21.04.2015 · 3. Liga, Männer 3. Liga, Staffel West · Von: pm verein

Gummersbacher U23 kann gegen den hoch favorisierten VfL Eintracht Hagen nichts ausrichten

Die U23 des VfL hat am Sonntagabend gegen den Tabellenzweiten der dritten Liga, den VfL Eintracht Hagen, klar mit 17:33 (8:16) verloren. Ohne den verletzten Marc Strohl auf der halblinken Position und Linkshänder Tobias Schröter, der mit der Bundesliga einen Sieg in Lemgo feierte, war die Mannschaft von Georgi Sviridenko klar geschwächt. Philipp Jaeger sorgte gerade zu Beginn der Partie, dass der VfL nicht gleich unterging.

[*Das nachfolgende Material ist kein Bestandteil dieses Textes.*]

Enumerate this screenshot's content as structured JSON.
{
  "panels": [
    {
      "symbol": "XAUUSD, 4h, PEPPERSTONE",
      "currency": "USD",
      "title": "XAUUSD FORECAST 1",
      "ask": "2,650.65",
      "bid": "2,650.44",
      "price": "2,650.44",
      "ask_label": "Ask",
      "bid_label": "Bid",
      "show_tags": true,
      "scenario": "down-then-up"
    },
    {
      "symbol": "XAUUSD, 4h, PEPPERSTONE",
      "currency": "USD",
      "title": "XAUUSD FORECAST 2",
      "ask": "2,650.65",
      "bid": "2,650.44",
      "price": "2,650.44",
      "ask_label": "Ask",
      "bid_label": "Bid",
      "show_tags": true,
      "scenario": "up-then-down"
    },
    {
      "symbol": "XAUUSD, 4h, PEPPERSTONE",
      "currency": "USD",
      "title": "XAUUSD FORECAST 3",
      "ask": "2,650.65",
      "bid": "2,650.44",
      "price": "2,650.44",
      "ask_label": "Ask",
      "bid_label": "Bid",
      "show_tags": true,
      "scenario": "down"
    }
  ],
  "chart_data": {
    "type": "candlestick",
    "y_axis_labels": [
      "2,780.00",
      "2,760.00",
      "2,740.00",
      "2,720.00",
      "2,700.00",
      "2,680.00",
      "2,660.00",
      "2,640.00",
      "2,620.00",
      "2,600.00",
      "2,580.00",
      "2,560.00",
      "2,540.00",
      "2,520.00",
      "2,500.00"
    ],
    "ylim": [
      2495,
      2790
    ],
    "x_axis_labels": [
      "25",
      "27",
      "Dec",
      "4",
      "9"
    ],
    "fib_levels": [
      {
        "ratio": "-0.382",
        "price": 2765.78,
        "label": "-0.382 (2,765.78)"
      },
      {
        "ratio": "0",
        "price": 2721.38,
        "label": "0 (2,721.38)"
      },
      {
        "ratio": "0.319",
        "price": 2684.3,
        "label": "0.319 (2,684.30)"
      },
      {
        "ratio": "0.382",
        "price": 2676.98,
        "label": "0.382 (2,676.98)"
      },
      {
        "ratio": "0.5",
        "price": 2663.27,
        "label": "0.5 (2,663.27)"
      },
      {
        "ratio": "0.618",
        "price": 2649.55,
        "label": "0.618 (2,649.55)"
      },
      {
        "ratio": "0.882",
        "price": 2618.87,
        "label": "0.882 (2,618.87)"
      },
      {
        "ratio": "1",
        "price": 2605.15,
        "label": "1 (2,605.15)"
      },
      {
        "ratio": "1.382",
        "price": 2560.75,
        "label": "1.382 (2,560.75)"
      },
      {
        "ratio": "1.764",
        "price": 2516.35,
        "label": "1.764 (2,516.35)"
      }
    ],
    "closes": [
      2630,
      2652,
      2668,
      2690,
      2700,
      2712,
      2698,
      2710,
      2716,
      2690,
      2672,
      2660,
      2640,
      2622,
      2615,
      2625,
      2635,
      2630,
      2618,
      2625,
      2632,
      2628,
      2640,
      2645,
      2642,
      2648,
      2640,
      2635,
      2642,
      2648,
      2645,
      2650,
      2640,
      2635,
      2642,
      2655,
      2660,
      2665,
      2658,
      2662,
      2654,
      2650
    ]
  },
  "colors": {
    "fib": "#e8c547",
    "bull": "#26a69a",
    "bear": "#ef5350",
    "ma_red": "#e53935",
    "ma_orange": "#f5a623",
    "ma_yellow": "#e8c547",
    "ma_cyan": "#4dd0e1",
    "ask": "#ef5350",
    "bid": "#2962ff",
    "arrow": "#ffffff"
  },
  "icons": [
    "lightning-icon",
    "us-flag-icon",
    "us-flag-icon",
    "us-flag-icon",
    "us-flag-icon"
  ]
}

Dabei kam der Gast klar besser in die Begegnung, nachdem der VfL zunächst mit 1:0 vorgelegt hatte. Acht Tore in Folge brachten Hagen bereits nach elf Minuten einen mehr als beruhigenden Vorsprung, den die Gäste auch nicht mehr aus der Hand gaben. Spätestens zur Halbzeitpause war die Partie entschieden, denn egal, wie Sviridenko seine Abwehr einstellte, Hagen stellte sich alsbald darauf ein. Sowohl auf die 4:2- als auch auf eine 5:1-Formation. Und den VfL-Angriff lud der Tabellenzweite mit seiner 6:0-Deckung immer wieder zum Torewerfen ein, was allerdings nur selten zum gewünschten Erfolg führte, denn hinten im Kasten stand mit dem 45-jährigen Almantas Savonis zwar der Senior der Eintracht, doch damit auch einer der erfahrensten Torleute der gesamten Liga. Und wer geglaubt hatte, Hagen würde bei Zeiten einen Gang runter schalten, sah sich getäuscht, denn der Tabellenzweite wollte es offenbar wissen, was gegen den ersatzgeschwächten VfL noch geht. Und Trainer Lars Hepp nutzte das Aufeinandertreffen auch dazu, seine Mannen munter durch zu wechseln.

„Ohne Marc Strohl und Tobias Schröter hatten wir gegen Hagen schlechte Karten“, sagte Sviridenko. Und im Rückraum habe er mit drei Spielern ohne Alternativen auf der Bank auskommen müssen. Derweil verfüge die Eintracht mit Jens-Peter Reinarz, Almantas Savonis oder Matthias Aschenbroich über so routinierte Spieler, die die Mannschaft zu einem der erfahrensten Teams der gesamten Liga machten.

Jetzt gehe es darum die Partie schnell abzuhaken. Wie schon gegen Krefeld, wo der VfL erst unlängst sehr deutlich verloren hatte. „Natürlich haben wir nach der Partie über das gesprochen, was wir falsch gemacht haben, doch jetzt gilt unsere Aufmerksamkeit der Partie gegen Soest.“ Gegen den Tabellenvorletzten will der VfL kommende Woche unbedingt gewinnen, um den Klassenerhalt so gut wie perfekt zu machen.

VfL Gummersbach: Civil (1), Erlinghagen (2), Arnold (1), Jaeger (4), Jäckel (3), Margraf (1), Predragovic (3), Idahosa (2).